To test your finished container's integration, run: * nvidia-docker run --rm -it -e MODE=test_model_integration YOUR_DOCKER_IMAGE_NAME * use docker instead of nvidia-docker if you aren't using NVIDIA... * You should see a bunch of happy messages. Any sad messages or exceptions indicate an error. * It will try inference a few times. If you don't see this happening, something is not integrated right.

Inputs Dicts

inputs_dict is a regular python dictionary.

  • Keys are input names (typically image, or style, content)
  • Values are the data itself. Either byte array of JPEG data (for images) or text string.
  • Any model options are also passed here and may be strings or numbers. Best to accept either strings/numbers in your model.

Result Dicts

Content-type, a MIME type, inspired by HTTP, helps to inform the type of the "data" field

success is a boolean.

"error" should be the error message if success is False.

{
    'content-type': 'application/json', # or image/jpeg
    'data': "{JSON data or image data as byte buffer}",
    'success': True,
    'error': 'the error message (only if failed)'
}   

Error Handling

If there's an error that you can catch:

  • set content-type to text/plain
  • set success to False
  • set data to None
  • set error to the best description of the error (perhaps the output of traceback.format_exc())

Inputs Schema

An inputs schema is a simple python dict {} that documents the inputs required by your inference function.

Not every integration mode looks at the inputs schema - think of it as a hint for telling the mode what data it needs to provide your function.

All mentioned inputs are assumed required by default.

The keys are names, the values specify properties of the input.

Schema Data Types

  • image
  • text
  • Suggest other types to add to the specification!

Schema Examples

Single Image

By convention, name your input "image" if you accept a single image input

{
    "image": {
        "type": "image"
    }
}
Multi-Image

For example, imagine a style transfer model that needs two input images.

{
    "style": {
        "type": "image"
    },
    "content": {
        "type": "image"
    },    
}
Text
{
    "sentence": {
        "type": "text"
    }
}

Creating Usage Modes

A mode is a function that lives in a file in the modes folder of this library.

To create a new mode:

  1. Add a python file in this folder

  2. Add a python function to your file that takes two args:

    def http(inference_function=None, inputs_schema=None):

  3. Attach a hint to your function

  4. At the end of the file, declare the modes from your file (each python file could export multiple modes), for example:

MODULE_MODES = {
    'http': http
}

Your mode will be called with the inference function and inference schema, the rest is up to you!

The sky is the limit, you can integrate with pretty much anything.

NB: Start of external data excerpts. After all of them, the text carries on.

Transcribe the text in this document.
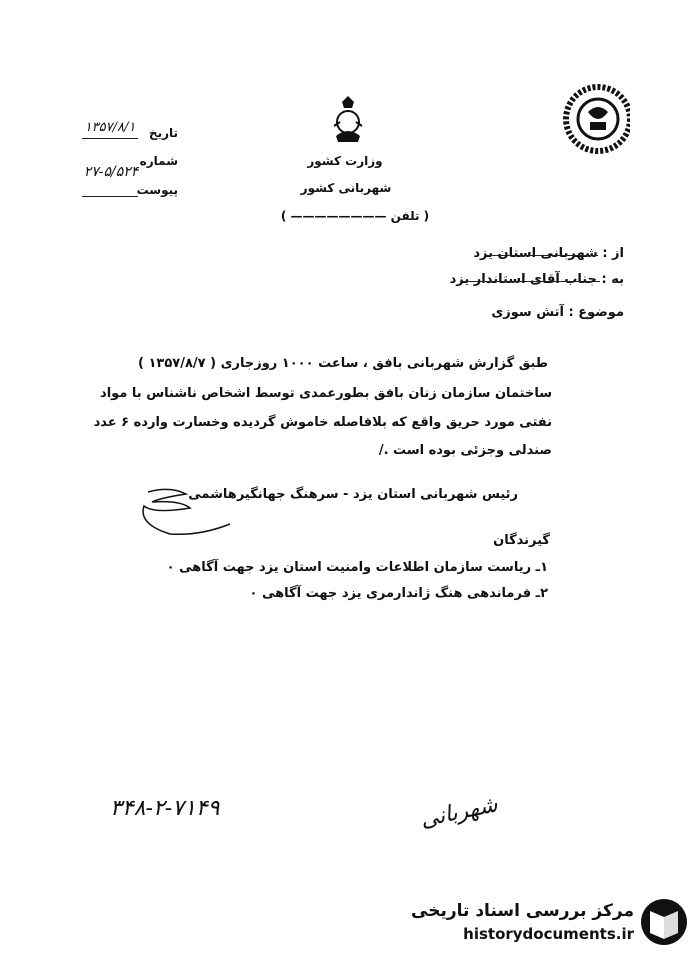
وزارت کشور
شهربانی کشور
( تلفن ———————— )
تاریخ
۱۳۵۷/۸/۱
شماره
۲۷-۵/۵۲۴
پیوست
از : شهربانی استان یزد
به : جناب آقای استاندار یزد
موضوع : آتش سوزی
طبق گزارش شهربانی بافق ، ساعت ۱۰۰۰ روزجاری ( ۱۳۵۷/۸/۷ )
ساختمان سازمان زنان بافق بطورعمدی توسط اشخاص ناشناس با مواد
نفتی مورد حریق واقع که بلافاصله خاموش گردیده وخسارت وارده ۶ عدد
صندلی وجزئی بوده است ./
رئیس شهربانی استان یزد - سرهنگ جهانگیرهاشمی
گیرندگان
۱ـ ریاست سازمان اطلاعات وامنیت استان یزد جهت آگاهی ۰
۲ـ فرماندهی هنگ ژاندارمری یزد جهت آگاهی ۰
۳۴۸-۲-۷۱۴۹	شهربانی
مرکز بررسی اسناد تاریخی
historydocuments.ir
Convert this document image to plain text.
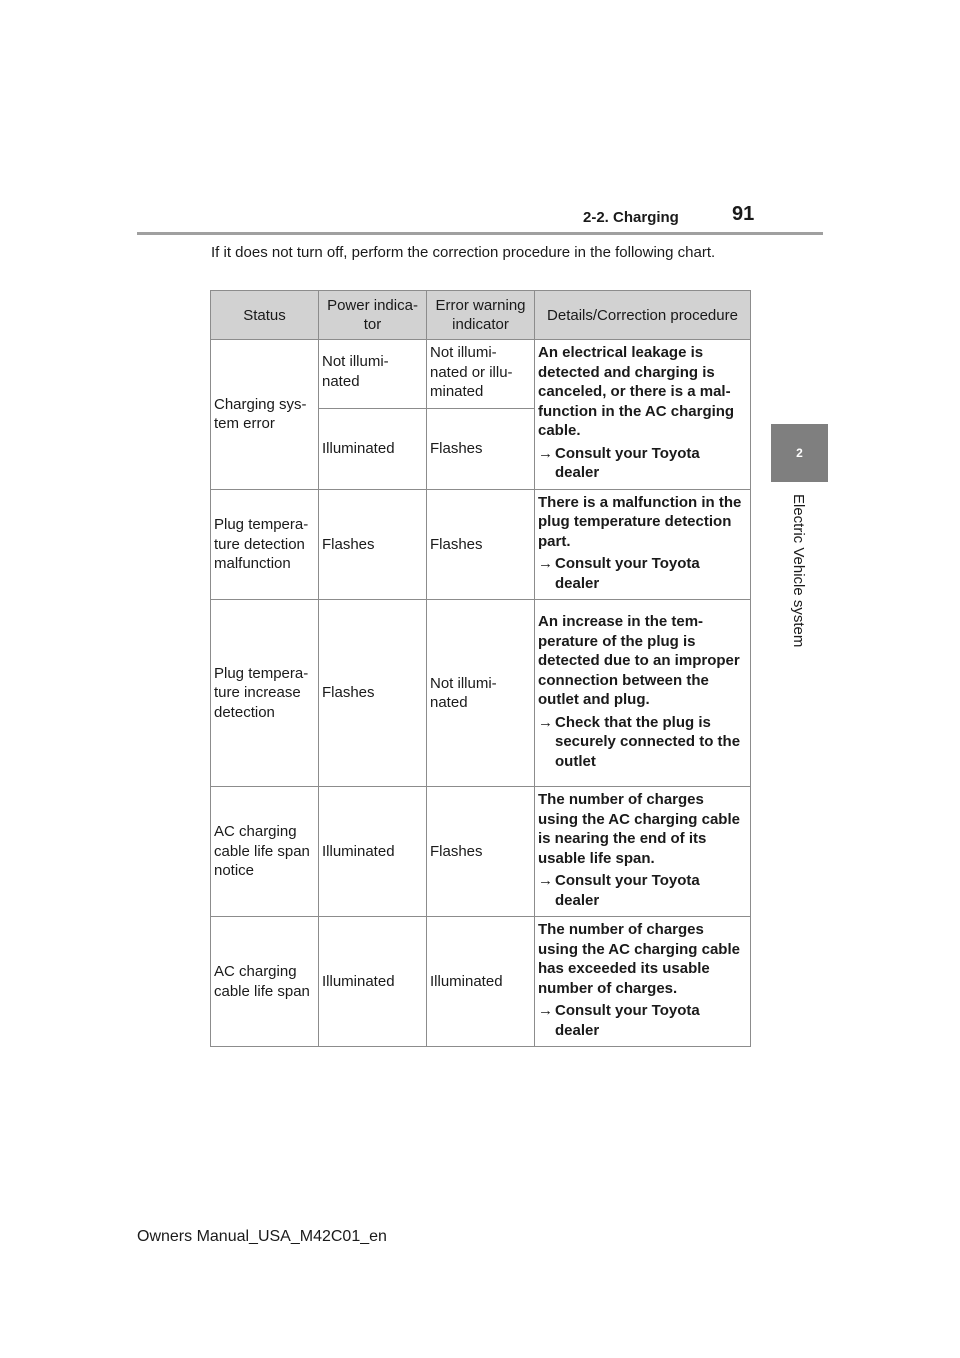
2-2. Charging	91
2
Electric Vehicle system
If it does not turn off, perform the correction procedure in the following chart.
Status	Power indica-tor	Error warning indicator	Details/Correction procedure
Charging sys-tem error	Not illumi-nated	Not illumi-nated or illu-minated	An electrical leakage is detected and charging is canceled, or there is a mal-function in the AC charging cable.
→ Consult your Toyota dealer

	Illuminated	Flashes	
Plug tempera-ture detection malfunction	Flashes	Flashes	There is a malfunction in the plug temperature detection part.
→ Consult your Toyota dealer

Plug tempera-ture increase detection	Flashes	Not illumi-nated	An increase in the tem-perature of the plug is detected due to an improper connection between the outlet and plug.
→ Check that the plug is securely connected to the outlet

AC charging cable life span notice	Illuminated	Flashes	The number of charges using the AC charging cable is nearing the end of its usable life span.
→ Consult your Toyota dealer

AC charging cable life span	Illuminated	Illuminated	The number of charges using the AC charging cable has exceeded its usable number of charges.
→ Consult your Toyota dealer
Owners Manual_USA_M42C01_en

See existing modes for examples.

Older Integration Mode

This documents the older way to use this library, identified by wrapping your model as a python function.

Entrypoint Shims

Your docker entrypoint should be a simple python file (so small we call it a shim)

  • imports start_loop from this library
  • passes your inference function to it
  • passes your inputs schema to it

The library handles everything else.

Example Shim

If your inference function matches the specification, this would be the only code you have to write.

Assume that you put your model in a file called pretend_model.

from ai_integration.public_interface import start_loop

from pretend_model import initialize_model, infer

initialize_model()

start_loop(inference_function=infer, inputs_schema={
    "image": {
        "type": "image"
    }
} )

inference_function should never intentionally throw exceptions.

  • If an error occurs, set success to false and set the error field.
  • If your inference function throws an Exception, the library will assume it is a bad issue and restart the script, so that the framework, CUDA, and everything else can reinitialize.